Have you ever thought of being a Leica rangefinder camera user?
(Sorry I don’t call the Leica M camera the mirrorless camera.)
Having just read Mark Dubovoy’s article posted on Luminous Landscape, I am thinking about the endless pursuit of the finest camera. Is the Leica M (Type 240) my next camera? It retains the old format, superbly made with some innovations at a glimpse. Given my Leica M9 has entered its third year, I may have a reason to justify this upgrade.
I have a long history of using a SLR or DSLR camera, mainly the Canon. When I received my first salary and decided to buy a camera to take photos in my graduation ceremony, I have only heard of Minolta, Nikon, Canon, Pentax and Olympus. Yes, all the Japanese brands. My university mate was using a Minolta X700. I did not know why I chose Canon but probably my dear friend wanted to have a chance to play around with it, sort of hands-on. So I ended up buying a Canon AE-1 Program with a 35-70 mm zoom lens.
My next Canon camera was a Canon New F-1, top of the range. It cost me nearly a whole month salary. Later I bought a FD 50 mm f/1.2L when I was more serious in photography and taking more rolls of film. So this has become my everyday camera since then. Now if I remember the equipment items I used in the past and compare them with the current outfit: the Leica M9 with the Summicron-M 50mm f/2.0, they are almost identical. So my question is: am I making progress or staying in the same?
We now apparently have better photo-taking tools, do we make better photography?
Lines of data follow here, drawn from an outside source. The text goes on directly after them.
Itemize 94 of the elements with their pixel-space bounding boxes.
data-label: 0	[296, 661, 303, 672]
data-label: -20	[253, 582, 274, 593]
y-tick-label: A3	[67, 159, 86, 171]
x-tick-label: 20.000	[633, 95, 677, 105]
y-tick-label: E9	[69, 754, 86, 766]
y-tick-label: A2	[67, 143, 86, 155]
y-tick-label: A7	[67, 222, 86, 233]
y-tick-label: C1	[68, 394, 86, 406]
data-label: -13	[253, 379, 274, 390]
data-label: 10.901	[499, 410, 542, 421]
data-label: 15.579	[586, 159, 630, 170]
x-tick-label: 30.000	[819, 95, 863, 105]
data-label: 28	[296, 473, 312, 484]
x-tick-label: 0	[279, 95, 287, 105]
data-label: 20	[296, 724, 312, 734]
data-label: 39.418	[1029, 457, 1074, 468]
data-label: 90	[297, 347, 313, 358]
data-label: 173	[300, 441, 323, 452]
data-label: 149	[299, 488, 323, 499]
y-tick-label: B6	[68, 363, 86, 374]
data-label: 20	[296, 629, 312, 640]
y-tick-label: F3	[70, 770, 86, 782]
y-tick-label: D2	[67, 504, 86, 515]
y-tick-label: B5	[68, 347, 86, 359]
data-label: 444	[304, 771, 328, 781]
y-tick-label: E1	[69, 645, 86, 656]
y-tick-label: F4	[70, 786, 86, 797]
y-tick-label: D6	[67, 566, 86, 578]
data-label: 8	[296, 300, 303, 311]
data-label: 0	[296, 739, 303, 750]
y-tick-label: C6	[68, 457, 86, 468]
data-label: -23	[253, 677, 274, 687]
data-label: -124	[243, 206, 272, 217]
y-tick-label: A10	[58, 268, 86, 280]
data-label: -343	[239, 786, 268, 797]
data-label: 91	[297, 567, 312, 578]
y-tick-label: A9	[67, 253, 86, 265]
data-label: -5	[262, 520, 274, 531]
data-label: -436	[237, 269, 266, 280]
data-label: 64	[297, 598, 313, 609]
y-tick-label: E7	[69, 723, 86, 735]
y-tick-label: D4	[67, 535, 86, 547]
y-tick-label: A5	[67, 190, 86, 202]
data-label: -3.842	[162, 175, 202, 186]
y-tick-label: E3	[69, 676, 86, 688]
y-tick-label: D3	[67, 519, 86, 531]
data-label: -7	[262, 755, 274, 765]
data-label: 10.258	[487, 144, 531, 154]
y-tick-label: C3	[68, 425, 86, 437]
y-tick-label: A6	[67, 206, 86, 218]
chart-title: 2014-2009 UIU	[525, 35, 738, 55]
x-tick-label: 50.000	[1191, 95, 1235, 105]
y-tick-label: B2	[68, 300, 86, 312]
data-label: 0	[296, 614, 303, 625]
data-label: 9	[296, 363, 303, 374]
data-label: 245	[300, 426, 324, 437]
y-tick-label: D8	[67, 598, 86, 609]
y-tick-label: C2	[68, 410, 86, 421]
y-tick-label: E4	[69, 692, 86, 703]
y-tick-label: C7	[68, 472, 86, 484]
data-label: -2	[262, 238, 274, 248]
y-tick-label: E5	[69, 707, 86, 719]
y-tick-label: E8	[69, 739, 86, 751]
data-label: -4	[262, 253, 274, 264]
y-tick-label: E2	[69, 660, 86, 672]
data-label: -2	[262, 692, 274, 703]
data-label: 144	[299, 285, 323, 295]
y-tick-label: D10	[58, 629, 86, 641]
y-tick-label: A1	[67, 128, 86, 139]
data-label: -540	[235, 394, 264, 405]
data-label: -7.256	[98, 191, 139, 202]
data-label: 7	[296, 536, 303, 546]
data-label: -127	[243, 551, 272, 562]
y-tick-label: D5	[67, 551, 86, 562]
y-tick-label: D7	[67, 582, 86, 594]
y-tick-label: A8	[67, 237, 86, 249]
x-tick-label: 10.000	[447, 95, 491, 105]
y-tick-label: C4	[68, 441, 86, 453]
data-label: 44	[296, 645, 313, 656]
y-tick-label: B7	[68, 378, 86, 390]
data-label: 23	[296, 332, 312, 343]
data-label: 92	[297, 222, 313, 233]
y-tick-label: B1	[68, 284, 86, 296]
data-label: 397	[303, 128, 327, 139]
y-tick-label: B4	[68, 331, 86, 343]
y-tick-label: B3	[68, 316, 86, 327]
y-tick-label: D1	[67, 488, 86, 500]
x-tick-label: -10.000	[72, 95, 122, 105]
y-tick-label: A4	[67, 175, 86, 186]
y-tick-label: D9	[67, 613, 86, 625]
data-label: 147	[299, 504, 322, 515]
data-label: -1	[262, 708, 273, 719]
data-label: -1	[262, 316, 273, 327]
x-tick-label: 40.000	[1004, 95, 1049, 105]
Especially if you want to switch from a DSLR or mirrorless camera to the Leica rangefinder camera, you have to bear in mind missing the following features which are supposed very common nowadays:
- The Leica rangefinder camera has no autofocus function.
- The Leica rangefinder has no zoom lens (don’t expect a travel zoom)
- The Leica rangefinder has very limited automatic exposure functions (only aperture priority)
- The Leica rangefinder lenses has limited capability of taking close-ups (the closest distance is around 0.7m)
- The Leica rangefinder has no image stabilising function (in camera or lens)
Is the new Leica M (Type 240) making a departure? Not really. However, the new Leica M has already set a new standard for the rangefinder camera. As we are reading growing numbers of reviews and user reports, I noticed the Leica M is not just a face-off. It is a big leap forward compared with the Leica M9. This has little to do with the outward appearances, although you still can spot the differences at the front and the rear. I have no dispute with the fact that the new M (Type 240) has a brand new internal: the 24MP Maestro CMOS sensor, the HD movie recording capability and the Live View display when taking video on the rear LCD monitor. The luminance noise and chroma noise of the new Leica M are also much better than those of the Leica M9 thanks to the new sensor. You can have the option of GPS and WiFi in the new handgrip. If you want to study further details, read the article called The M Delivers written by Michael J. Hussmann on the 3/2013 April issue of LFI magazine. So if you ask me to choose between the Leica M-E or the Leica M, I would suggest you to go for the latter, although there is a significant price difference. The Leica M is truly a flagship of Leica.
The Leica rangefinder is a camera not for everyone, not because of the price tag, but the style of taking photographs. It calls for a back-to-basic attitude to photography: why do I take this photograph and what does the subject mean to me? Many people collect the Leica rangefinder cameras for aesthetic design or investment. It is just a waste a time and money if you do not fully use this wonderful camera. I want to tell you honestly that I have been using my Leica M9 to take more photographs than using the Canons, and I enjoy every moment with the Leica rangefinder camera.
I am not sure if this quote is from Henri Cartier-Bresson. He once said, “Shooting with a LEICA is like a long tender kiss, like firing an automatic pistol, like an hour on the analyist’s (analyst?) couch.”